Retailer's Unpaid Sales Taxes Held to be Non-Dischargeable in Bankruptcy
Adam Brown | Bloomberg Law
The United States District Court for the District of New Jersey affirmed a bankruptcy court’s order holding a chapter 13 debtor individually liable for sales taxes collected in the course of operating his bankrupt business. Although the debtor argued that sales tax fell within the definition of “excise taxes,” which are dischargeable under the bankruptcy code, the district court explained that Congress’s intent was that only sales tax owed personally by the retailer qualified as “excise taxes,” whereas sales taxes collected from customers and held in trust for the State are non-dischargeable.
Sales Tax Claim
Don’s What a Bagel, Inc. (“Don’s”), filed for bankruptcy relief under chapter 11. A few months later, the petition was converted to one for liquidation under chapter 7. Michael Calabrese (“Debtor”), the company’s owner, subsequently filed for individual protection under chapter 13. In response, the State of New Jersey (the “State”) filed a proof of claim, stating that Debtor owed sales taxes on behalf of Don’s for years 2003 through 2009. Debtor disputed the claim, arguing that sales taxes qualify as “excise taxes” under the bankruptcy code, thus making them dischargeable in bankruptcy after three years, as opposed to “trust fund” taxes which are not dischargeable.
After conducting a series of hearings, the bankruptcy court sided with the State and held that the sales taxes at issue were non-dischargeable trust fund taxes. Thereafter, the court entered an order stating that Calabrese owed more than $56,000 in sales tax on behalf of his company. Calabrese appealed the ruling.
11 U.S.C. § 507(a)(8)
Beginning its analysis, the district court sought to interpret which unsecured claims, made by governmental units, were allowed and under what conditions. Specifically, the district court looked to 11 U.S.C. § 507(a)(8)(e) which permits governmental units to make allowed unsecured claims for “excise tax” on transactions “occurring before the date of the filing of the petition for which a return, if required, is last due, under applicable law or under any extension, after three years before the date of the filing of the petition; or (ii) if a return is not required, a transaction occurring during the three years immediately preceding the date of the filing of the petition.” By contrast, the district court found that under 11 U.S.C. § 507(a)(8)(c) of the same statute, governmental units may make unsecured claims if the claims are for “a tax required to be collected or withheld and for which the debtor is liable in whatever capacity.” Moreover, the district court asserted that claims under this subsection are not subject to a three-year limitations period and, therefore, are not dischargeable.

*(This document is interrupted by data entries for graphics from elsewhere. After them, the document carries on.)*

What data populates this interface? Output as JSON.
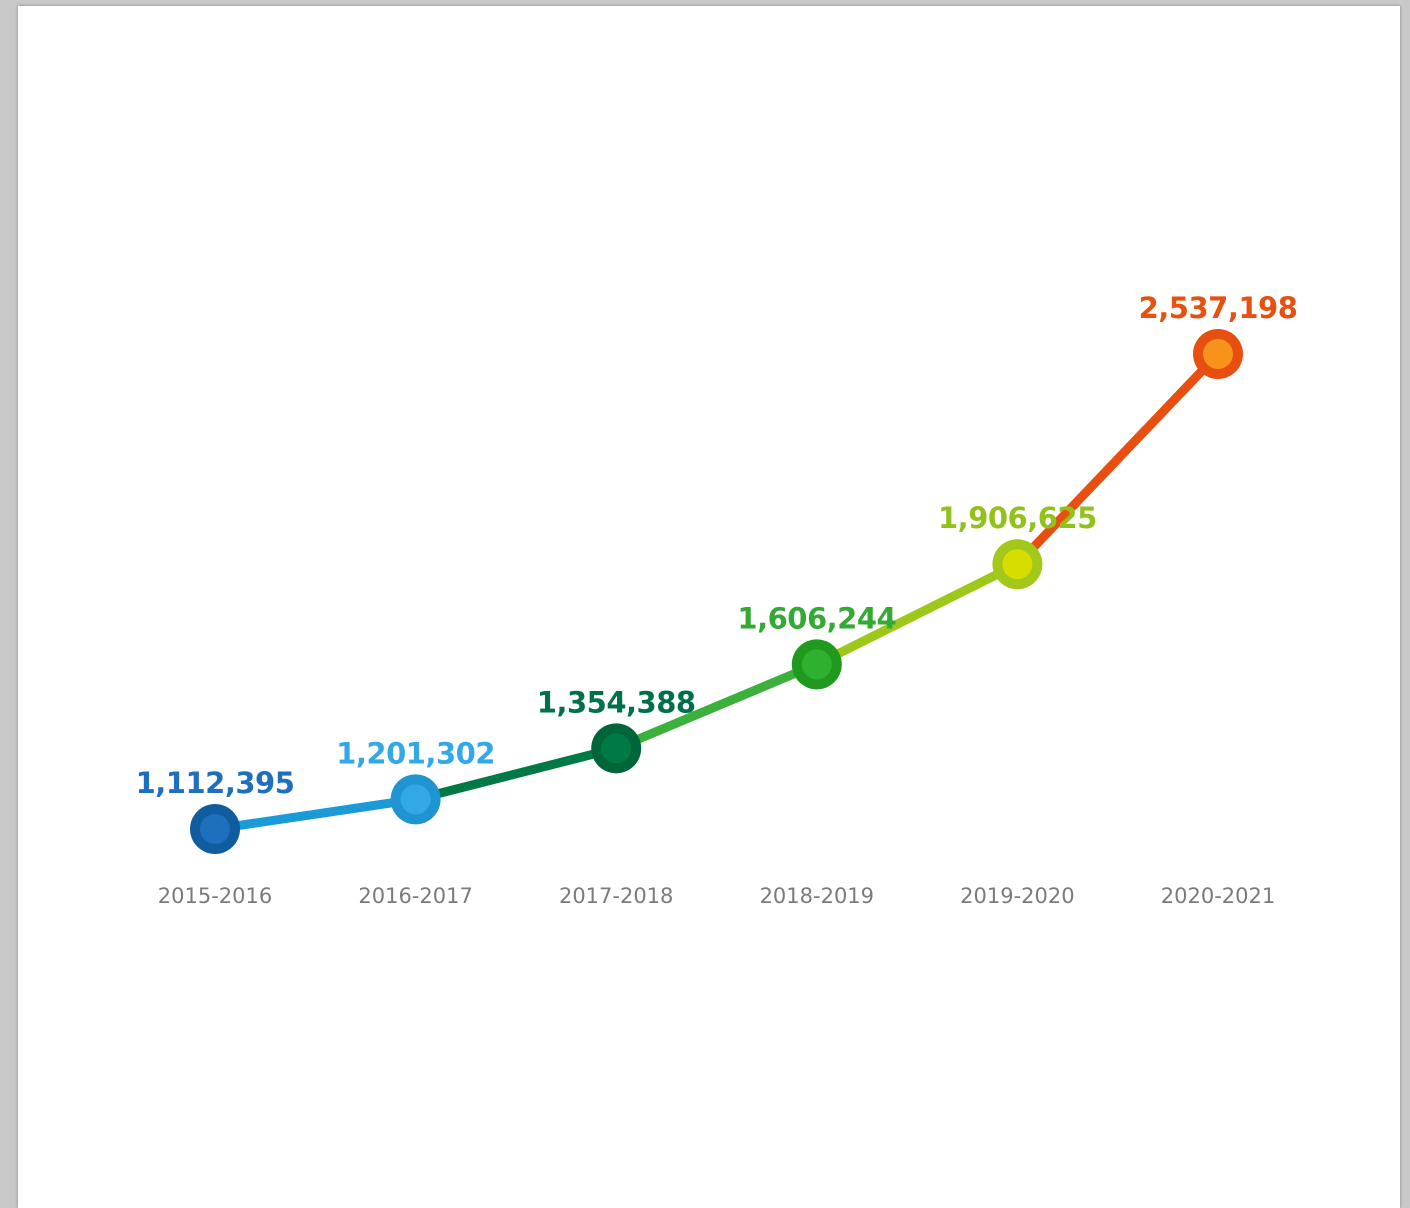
{
  "chart_data": {
    "type": "line",
    "title": "",
    "xlabel": "",
    "ylabel": "",
    "categories": [
      "2015-2016",
      "2016-2017",
      "2017-2018",
      "2018-2019",
      "2019-2020",
      "2020-2021"
    ],
    "values": [
      1112395,
      1201302,
      1354388,
      1606244,
      1906625,
      2537198
    ],
    "value_labels": [
      "1,112,395",
      "1,201,302",
      "1,354,388",
      "1,606,244",
      "1,906,625",
      "2,537,198"
    ],
    "point_colors": [
      {
        "outer": "#0f5c9e",
        "inner": "#1f6fbf",
        "label": "#1f6fbf"
      },
      {
        "outer": "#1e94d2",
        "inner": "#32a9e6",
        "label": "#32a9e6"
      },
      {
        "outer": "#00663a",
        "inner": "#007a45",
        "label": "#00704a"
      },
      {
        "outer": "#1f9a1f",
        "inner": "#2fb030",
        "label": "#33aa33"
      },
      {
        "outer": "#a3c81a",
        "inner": "#d7dd00",
        "label": "#93c11b"
      },
      {
        "outer": "#e84e0f",
        "inner": "#f7931a",
        "label": "#e8500f"
      }
    ],
    "segment_colors": [
      "#1a9ad6",
      "#007a45",
      "#3bb03a",
      "#9dc81a",
      "#e84e0f"
    ],
    "grid": false,
    "legend": "none"
  }
}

Sales Tax Not Dischargeable
Issuing its decision on appeal, the district court explained that the language of § 507(a)(8)(c), covering any tax “required to be collected or withheld,” would seem to include within its scope “sales taxes collected from the customer, held for the State, and then paid as a tax to the State.” However, § 507(a)(8)(e)’s definition of “excise tax” did not specifically exclude sales tax that are held in trust, and the legislative history leading up to the passage of both subsections included statements from various lawmakers that excise taxes include sales taxes. Thus, the district court observed that there exists some overlap between the two subsections at issue.

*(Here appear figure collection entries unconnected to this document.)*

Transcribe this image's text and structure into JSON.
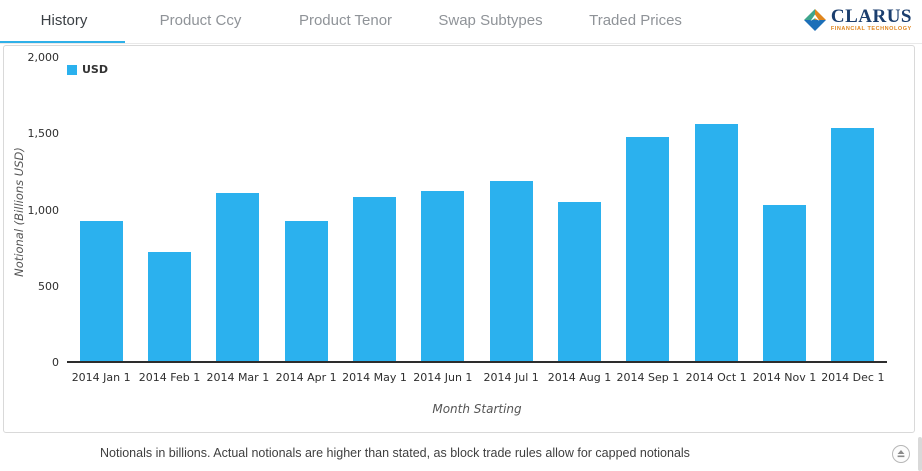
{
  "header": {
    "tabs": [
      {
        "label": "History",
        "active": true
      },
      {
        "label": "Product Ccy",
        "active": false
      },
      {
        "label": "Product Tenor",
        "active": false
      },
      {
        "label": "Swap Subtypes",
        "active": false
      },
      {
        "label": "Traded Prices",
        "active": false
      }
    ],
    "logo": {
      "title": "CLARUS",
      "subtitle": "FINANCIAL TECHNOLOGY"
    }
  },
  "chart_data": {
    "type": "bar",
    "title": "",
    "categories": [
      "2014 Jan 1",
      "2014 Feb 1",
      "2014 Mar 1",
      "2014 Apr 1",
      "2014 May 1",
      "2014 Jun 1",
      "2014 Jul 1",
      "2014 Aug 1",
      "2014 Sep 1",
      "2014 Oct 1",
      "2014 Nov 1",
      "2014 Dec 1"
    ],
    "series": [
      {
        "name": "USD",
        "color": "#2bb1ee",
        "values": [
          920,
          715,
          1100,
          915,
          1075,
          1115,
          1180,
          1040,
          1470,
          1555,
          1020,
          1530
        ]
      }
    ],
    "xlabel": "Month Starting",
    "ylabel": "Notional (Billions USD)",
    "ylim": [
      0,
      2000
    ],
    "yticks": [
      {
        "value": 0,
        "label": "0"
      },
      {
        "value": 500,
        "label": "500"
      },
      {
        "value": 1000,
        "label": "1,000"
      },
      {
        "value": 1500,
        "label": "1,500"
      },
      {
        "value": 2000,
        "label": "2,000"
      }
    ],
    "legend": {
      "position": "top-left",
      "items": [
        {
          "label": "USD",
          "color": "#2bb1ee"
        }
      ]
    },
    "grid": false
  },
  "footer": {
    "note": "Notionals in billions. Actual notionals are higher than stated, as block trade rules allow for capped notionals"
  },
  "colors": {
    "accent_blue": "#2bb1ee",
    "active_tab_underline": "#2fb0e8",
    "axis_line": "#2d2d2d",
    "logo_navy": "#1b3e6e",
    "logo_orange": "#e0861e",
    "logo_teal": "#3fa58c",
    "logo_blue": "#1c6fb8"
  }
}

Citing the Second Circuit’s opinion in In re DeChiaro, 760 F.2d 432 (2nd Cir. 1985) and the Ninth Circuit’s opinion in In re Shank, 792 F.2d 829 (9th Cir. 1986), the district court reasoned that Congress intended to distinguish between two types of sales taxes: (1) sales tax owed personally by the retailer that are paid directly to the State,” which are dischargeable under § 507(a)(8)(e); and (2) sales taxes that are incurred by customers, collected by the retailer at the time of sale, held in trust, and then remitted to the State, which fall within § 507(a)(8)(c) and, therefore, cannot be discharged.
The district court remarked that separating the types of sales taxes contemplated by the two subsections in this way satisfied the traditional rule of statutory construction that competing statutes should be interpreted in a way that gives meaning to both sections. By looking behind the words in the statute to the operation of the provision, the district court found that “the purpose behind collecting a sales tax from customers at the time of sale is to pay such taxes to the State.” Ultimately, the district court ruled that the clear intent of Congress was that any such tax collected by third parties, such as is Don’s, be treated as a tax that is “held in trust and nondischargeable under 11 U.S.C. § 507(a)(8)(c).”
District Court Affirms Bankruptcy Court’s Ruling
Accordingly, the Court affirmed the bankruptcy court’s order holding Debtor personally liable for his business’s unpaid sales taxes.